Obama, India’s leader seek to reinvigorate ties

President Barack Obama is hosting Indian Prime Minister Manmohan Singh for talks on trade and security, offering a chance to inject new life into the partnership amid concerns that relations have stagnated.

The leaders of the world’s two largest democracies were meeting on Friday at the White House, where they were expected to firm-up plans for moving forward on defence and civil nuclear agreements. US efforts to counter China’s growing influence and the tenuous situation in Afghanistan will be strong undertones, even if the leaders don’t address them explicitly in public.

Economic co-operation and clean-energy initiatives also were on the agenda, the White House said. Singh may also press President Obama on concerns about how India’s high-skilled workers would be affected by immigration legislation pending in Congress.

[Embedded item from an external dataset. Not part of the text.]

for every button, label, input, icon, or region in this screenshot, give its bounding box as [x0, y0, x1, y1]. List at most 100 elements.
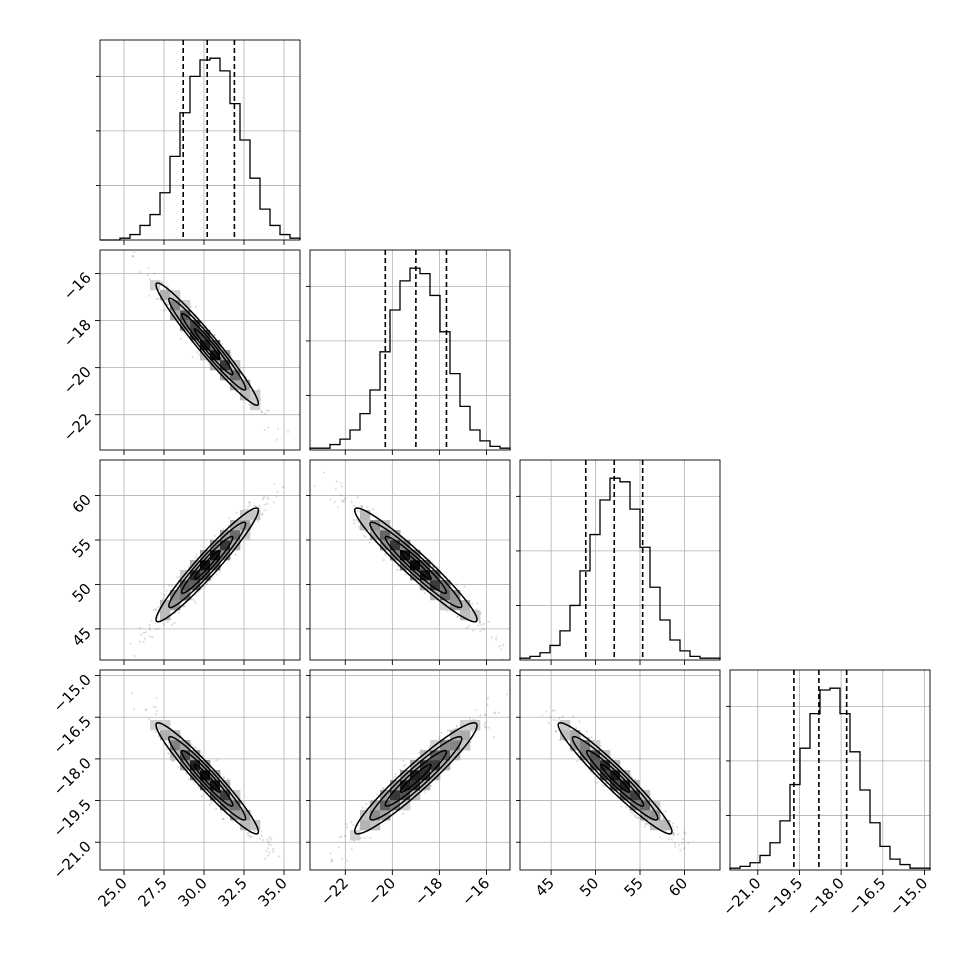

A frequent exchange of official visits has characterised the close relationship between the two countries. Singh visited Washington in 2009, and Obama travelled to India a year later. Vice-President Joe Biden, who will attend the meeting on Friday, recently spent four days in India, where he met with Singh and emphasised the benefits of increased trade.

“There’s a bipartisan sense in Washington that India ... occupies potentially a very important role – not least because it stands next to China.”
Former State Department official Daniel Markey

A landmark agreement on civil nuclear technology forged between Singh and former president Bush has failed to yield the immediate economic benefits some had hoped. There’s been disappointment that military trade and economic reforms haven’t progressed quickly enough either.

Both nations see a close partnership as key to their own interests.

“There’s a bipartisan sense in Washington that India, being a large, growing Asian democracy, occupies potentially a very important role – not least because it stands next to China,” said Daniel Markey, a former State Department official and South Asia expert at the Council on Foreign Relations. “It could be an Asia giant to counter some of China’s influence in the world.”

India may also be seeking assurances about war-torn Afghanistan, where New Delhi is concerned the Taliban may fill the power vacuum created by the withdrawal of US troops. Chief among India’s concerns is the role its neighbour and rival, Pakistan, will play in influencing Afghanistan’s future.

Although Singh and Pakistani Prime Minister Nawaz Sharif are working toward warmer relations, violence along the disputed Kashmir border threatens to undermine progress between the two nuclear-armed countries.

Ahead of Obama’s meeting with Singh, the White House announced on Wednesday that Obama will meet with Sharif next month in Washington.